For installations within the EU ETS, the Parliament offered a choice. Operators could follow the Commission proposal, which suggests that (in the absence of a new international agreement), installations would have to spread their Phase II offset limits (which vary from country to country) across both phases – essentially not creating any additional demand for carbon credits, capping European CER and ERU demand at 1.4 billion over 2008–20.
Alternatively, Parliament proposed an option, whereby those installations that used offsets for the equivalent of less than 6.5% of their 2005 emissions in Phase II could use CERs and ERUs to meet up to 4% of their targets in Phase III. This proposal makes it almost impossible to calculate likely demand for CERs – each company would have to calculate, based on its emissions trajectory, which approach would be most effective.
If each country and installation “acts rationally”, this option could lead to a maximum CER and ERU use of 1.572 billion over 2008–20 in the EU ETS, said Vitelli. Trevor Sikorski, of London bank Barclays Capital, calculated it as 1.66 billion. The parlimentary committee rapporteur, Avril Doyle, is understood to have calculated that the 4% limit would lead to 1.6 billion tonnes of CO2e being imported.

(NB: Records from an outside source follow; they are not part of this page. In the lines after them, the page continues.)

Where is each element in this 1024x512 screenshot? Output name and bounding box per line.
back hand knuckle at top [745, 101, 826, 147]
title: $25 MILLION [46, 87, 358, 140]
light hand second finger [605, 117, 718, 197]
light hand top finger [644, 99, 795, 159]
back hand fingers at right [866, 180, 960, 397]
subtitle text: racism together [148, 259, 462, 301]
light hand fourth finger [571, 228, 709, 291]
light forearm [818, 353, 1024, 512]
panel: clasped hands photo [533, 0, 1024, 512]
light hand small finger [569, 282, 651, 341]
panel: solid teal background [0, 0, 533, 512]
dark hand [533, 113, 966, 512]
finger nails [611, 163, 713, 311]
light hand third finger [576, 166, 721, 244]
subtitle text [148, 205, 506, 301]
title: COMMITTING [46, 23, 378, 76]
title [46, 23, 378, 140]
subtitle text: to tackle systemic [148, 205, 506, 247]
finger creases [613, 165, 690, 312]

This construction was criticised by carbon asset management group First Climate. “A company that has already bought credits beyond the proposed limit of 6.5% for 2008–12 would suddenly be at a disadvantage after 2013 as it would not be allowed the same amount of credits in the period leading up to 2020,” said Urs Brodmann, a member of First Climate’s executive board.
“Penalising installations in the future for having played according to current member states’ rules would be a dangerous message to send, questioning the credibility of Brussels’ legislators as consistent law-makers,” he added.
A further complication is introduced by a proposal that only credits from projects “in countries which are contributing appropriately to global emission reductions under a future international agreement which they have ratified” can be used.
“If the text passes, investment in the Clean Development Mechanism in coming the years will really decrease,” said Tuomas Rautanen, a senior project manager with First Climate in Zurich. “It will only pick up when an international treaty is ratified, because only then will we know which countries we can source from.”
The committee proposals also suggest that only those credits which are “accepted, or are likely to be accepted, in other major emission trading systems, having regard in particular to their likely acceptability in a US federal emissions trading system”, should be included, introducing further uncertainty.
Robert Casamento, director in power and utilities at consultancy Ernst & Young, said that while it was important to reduce domestic emissions, “the decision to cut the amount of carbon offsets, coupled with the current economic crisis, could do more damage than good when trying to incentivise investment in emission reduction projects around the world.”
“Last year, an estimated $9.5 billion was invested by public and private funds purchasing CERs and ERUs,” he said. “Europe is the largest source of demand for such carbon assets and any reduction in demand could have significant implications for the level of investor interest in the sector”.
However, participants welcomed a committee proposal to include credits from forestry.